My own interest in electronic music has often focused upon dynamic, complex and often noisy sounds made possible through synthesis, more recently focusing upon analog modular synthesisers as the source of these emissions. Through my use of modular synthesisers I have become more aware of my interest in systems that generate musical structure, especially when the line between timbre and composition structure becomes difficult to identify.

The compositions for Transductions were produced using simple analog components such as low-frequency oscillators (LFO), wavefolders, clock dividers and sample and hold circuits, interconnected to create complex dependencies and feedback loops, resulting in precarious systems that respond erratically to subtle interventions.
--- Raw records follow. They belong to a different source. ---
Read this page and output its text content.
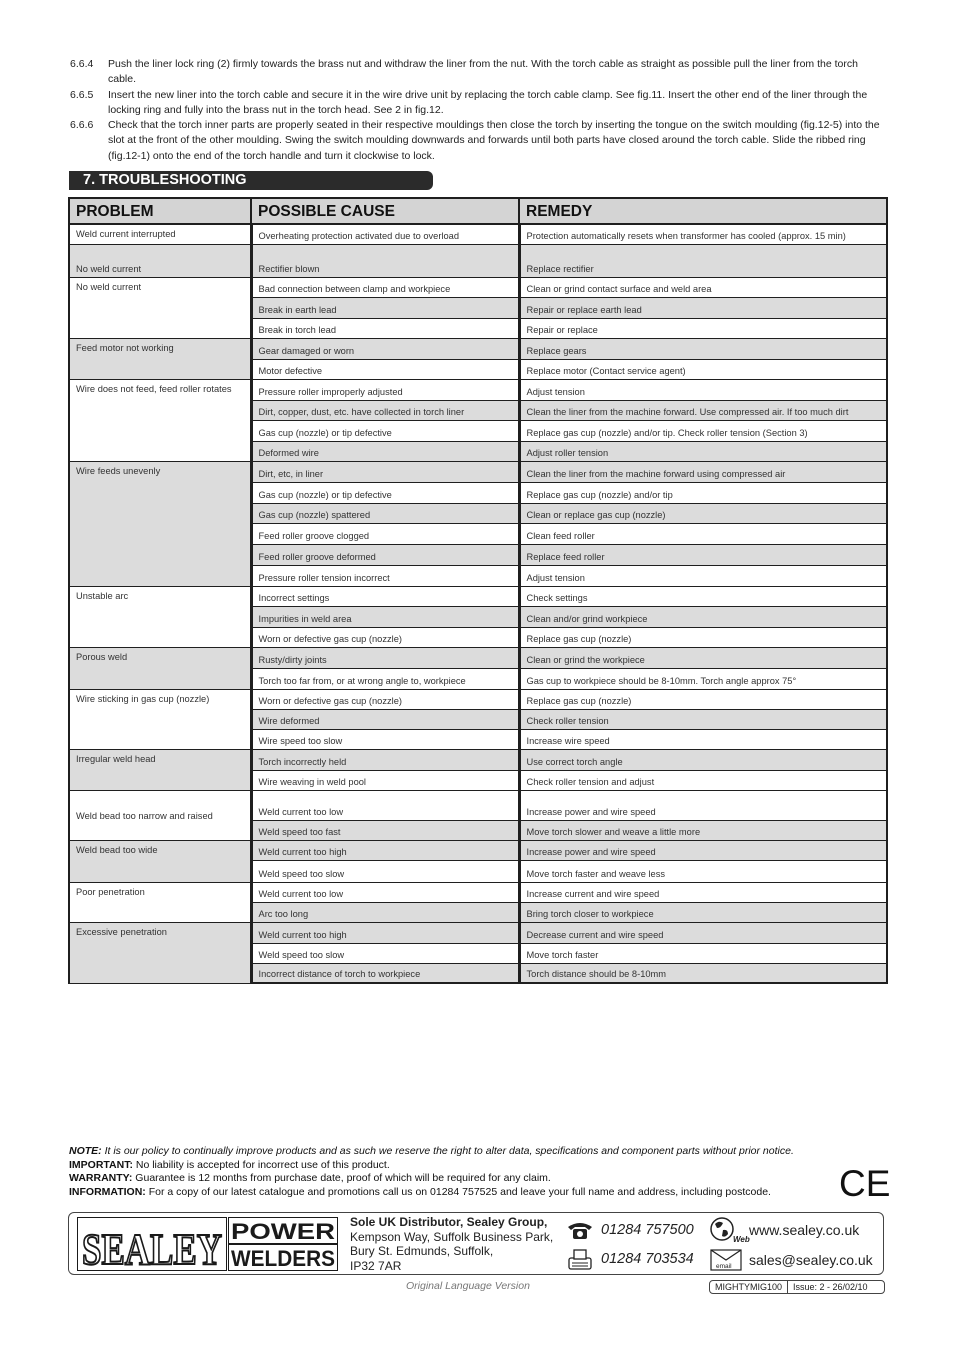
6.6.4	Push the liner lock ring (2) firmly towards the brass nut and withdraw the liner from the nut. With the torch cable as straight as possible pull the liner from the torch cable.
6.6.5	Insert the new liner into the torch cable and secure it in the wire drive unit by replacing the torch cable clamp. See fig.11. Insert the other end of the liner through the locking ring and fully into the brass nut in the torch head. See 2 in fig.12.
6.6.6	Check that the torch inner parts are properly seated in their respective mouldings then close the torch by inserting the tongue on the switch moulding (fig.12-5) into the slot at the front of the other moulding. Swing the switch moulding downwards and forwards until both parts have closed around the torch cable. Slide the ribbed ring (fig.12-1) onto the end of the torch handle and turn it clockwise to lock.
7. TROUBLESHOOTING
PROBLEM	POSSIBLE CAUSE	REMEDY
Weld current interrupted	Overheating protection activated due to overload	Protection automatically resets when transformer has cooled (approx. 15 min)
No weld current	Rectifier blown	Replace rectifier
No weld current	Bad connection between clamp and workpiece	Clean or grind contact surface and weld area
	Break in earth lead	Repair or replace earth lead
	Break in torch lead	Repair or replace
Feed motor not working	Gear damaged or worn	Replace gears
	Motor defective	Replace motor (Contact service agent)
Wire does not feed, feed roller rotates	Pressure roller improperly adjusted	Adjust tension
	Dirt, copper, dust, etc. have collected in torch liner	Clean the liner from the machine forward. Use compressed air. If too much dirt
	Gas cup (nozzle) or tip defective	Replace gas cup (nozzle) and/or tip. Check roller tension (Section 3)
	Deformed wire	Adjust roller tension
Wire feeds unevenly	Dirt, etc, in liner	Clean the liner from the machine forward using compressed air
	Gas cup (nozzle) or tip defective	Replace gas cup (nozzle) and/or tip
	Gas cup (nozzle) spattered	Clean or replace gas cup (nozzle)
	Feed roller groove clogged	Clean feed roller
	Feed roller groove deformed	Replace feed roller
	Pressure roller tension incorrect	Adjust tension
Unstable arc	Incorrect settings	Check settings
	Impurities in weld area	Clean and/or grind workpiece
	Worn or defective gas cup (nozzle)	Replace gas cup (nozzle)
Porous weld	Rusty/dirty joints	Clean or grind the workpiece
	Torch too far from, or at wrong angle to, workpiece	Gas cup to workpiece should be 8-10mm. Torch angle approx 75°
Wire sticking in gas cup (nozzle)	Worn or defective gas cup (nozzle)	Replace gas cup (nozzle)
	Wire deformed	Check roller tension
	Wire speed too slow	Increase wire speed
Irregular weld head	Torch incorrectly held	Use correct torch angle
	Wire weaving in weld pool	Check roller tension and adjust
Weld bead too narrow and raised	Weld current too low	Increase power and wire speed
	Weld speed too fast	Move torch slower and weave a little more
Weld bead too wide	Weld current too high	Increase power and wire speed
	Weld speed too slow	Move torch faster and weave less
Poor penetration	Weld current too low	Increase current and wire speed
	Arc too long	Bring torch closer to workpiece
Excessive penetration	Weld current too high	Decrease current and wire speed
	Weld speed too slow	Move torch faster
	Incorrect distance of torch to workpiece	Torch distance should be 8-10mm
NOTE: It is our policy to continually improve products and as such we reserve the right to alter data, specifications and component parts without prior notice.
IMPORTANT: No liability is accepted for incorrect use of this product.
WARRANTY: Guarantee is 12 months from purchase date, proof of which will be required for any claim.
INFORMATION: For a copy of our latest catalogue and promotions call us on 01284 757525 and leave your full name and address, including postcode.	CE
SEALEY POWER
WELDERS
Sole UK Distributor, Sealey Group,
Kempson Way, Suffolk Business Park,
Bury St. Edmunds, Suffolk,
IP32 7AR
01284 757500
01284 703534
Web
www.sealey.co.uk
email sales@sealey.co.uk
Original Language Version	MIGHTYMIG100	Issue: 2 - 26/02/10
Perhaps echoing Joel Chadabe’s description of performing with his own electronic music systems as being akin to ‘sailing a boat on a windy day and through stormy seas’. (The Cambridge Companion to Electronic Music).

The title Transductions and the various track names refer to a shift in energetic form, from electric to kinetic through the Diskclaviers solenoid, from kinetic to sound vibration, from a vibrating car to vibrating body as I dose with my cheekbone against the passenger window during a long road trip. I have worked almost exclusively with electronic sound for so long; hearing and seeing the piano’s physical body shake made me appreciate anew the complexity of the real world.